Blaine was cold inside, cold with the shock of disillusion.
“All the years,” he said.
Farris laughed. “You’re right. All the years. And all the others thought that we were lily pure. We were at pains to make them think we were; such quiet people. We were quiet from the very start, while the others bunched their muscles, shouted. One by one they learned the lesson we had known from the very first—that you keep your mouth shut, that you do not show your strength. You wait until the proper time.”
“The others learned, eventually. They took their lessons hard, but they finally learned the facts of politics—too late. Even before there was a Central Union, Dreams saw what was coming and planned. We sat quietly in the corner and kept our hands neatly folded in our laps; we bowed our heads a little and kept our eyes half closed—a pose of utter meekness. Most of the time, the others didn’t even know that we were around. We are so small and quiet, you see. Everyone is watching Communications or Transportation or Food or Fabrication, because they are the big boys. But they should be watching Dreams, for Dreams is the one that has it.”
“Just one thing,” said Blaine. “Two things, maybe. How do you know the substitute dreams run true? All the genuine ones we make are pure fantasy; they couldn’t really happen the way we fabricate them.”
“That,” Farris told him, “is the one thing that has us on the ropes. When we can explain that one, we’ll have everything. Back at the beginning there were experiments. Dreams tried it out on their own personnel—ones who volunteered, for short periods, five years or ten.
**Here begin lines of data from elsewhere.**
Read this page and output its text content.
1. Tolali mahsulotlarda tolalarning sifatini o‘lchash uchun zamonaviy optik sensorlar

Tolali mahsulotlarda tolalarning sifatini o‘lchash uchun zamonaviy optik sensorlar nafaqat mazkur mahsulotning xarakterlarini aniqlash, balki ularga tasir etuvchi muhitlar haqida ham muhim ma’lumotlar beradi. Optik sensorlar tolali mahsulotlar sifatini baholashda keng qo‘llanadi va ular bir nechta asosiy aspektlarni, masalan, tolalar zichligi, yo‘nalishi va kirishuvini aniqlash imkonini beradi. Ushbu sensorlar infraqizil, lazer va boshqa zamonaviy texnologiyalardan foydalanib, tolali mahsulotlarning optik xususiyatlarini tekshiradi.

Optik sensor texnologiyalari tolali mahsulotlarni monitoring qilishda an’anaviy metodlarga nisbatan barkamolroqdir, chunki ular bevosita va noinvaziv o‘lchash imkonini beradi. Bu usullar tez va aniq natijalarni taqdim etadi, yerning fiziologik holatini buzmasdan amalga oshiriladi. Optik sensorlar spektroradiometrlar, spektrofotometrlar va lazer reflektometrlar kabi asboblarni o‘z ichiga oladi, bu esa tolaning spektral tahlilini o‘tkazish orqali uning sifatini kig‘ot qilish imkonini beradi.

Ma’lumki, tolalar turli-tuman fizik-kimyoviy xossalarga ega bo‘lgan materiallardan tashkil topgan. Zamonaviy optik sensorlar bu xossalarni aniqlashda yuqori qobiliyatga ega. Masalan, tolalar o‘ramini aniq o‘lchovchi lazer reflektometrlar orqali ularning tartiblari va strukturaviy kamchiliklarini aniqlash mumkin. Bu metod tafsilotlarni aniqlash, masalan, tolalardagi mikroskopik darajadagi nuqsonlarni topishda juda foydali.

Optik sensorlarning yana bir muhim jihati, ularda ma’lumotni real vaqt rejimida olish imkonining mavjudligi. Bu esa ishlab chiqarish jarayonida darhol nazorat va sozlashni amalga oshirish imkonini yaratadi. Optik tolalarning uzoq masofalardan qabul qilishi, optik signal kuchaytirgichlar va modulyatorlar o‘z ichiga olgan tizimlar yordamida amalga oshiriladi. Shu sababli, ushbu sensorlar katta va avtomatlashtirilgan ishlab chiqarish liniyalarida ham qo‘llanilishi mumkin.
And the dreams didn’t come out the way they were put in.
“When you give a dream a logical basis, instead of wish-fulfillment factors, it follows the lines of logic. When you juggle cultural factors, the patterns run true—well, maybe not true, but different than you thought they would. When you feed in illogic, you get a jumble of illogic; but when you feed in logic, the logic takes over and it shapes the dream. Our study of logic dreams leads us to believe that they follow lines of true development. Unforeseen trends show up, governed by laws and circumstances we could not have guessed—and those trends work out to logical conclusions.”
There was fear in the man—a fear that must have lain deep in the minds of many men throughout seven hundred years. “Is it just pretend? Or do those dreams actually exist? Are there such other worlds somewhere? And if they are, do we create them? Or do we merely tap them?”
“How do you know about the dreams?” asked Blaine. “The Sleepers wouldn’t tell you; if they did, you couldn’t believe …”
Farris laughed. “That’s the easy part. We have a two-way helmet. A feed-in to establish the pattern and to set up the factors, a sort of introduction to set the dream going. It operates for a brief period, then cuts out and the dream is on its own. But we have a feed-back built into the helmet, and the dream is put on tape. We study it as it comes in; we don’t have to wait. We have stacks of tape. We have at our fingertips the billions of factors that go into many thousand different cultures. We have a history of the never-was, and of the might-have-been, and perhaps the yet-to-come.”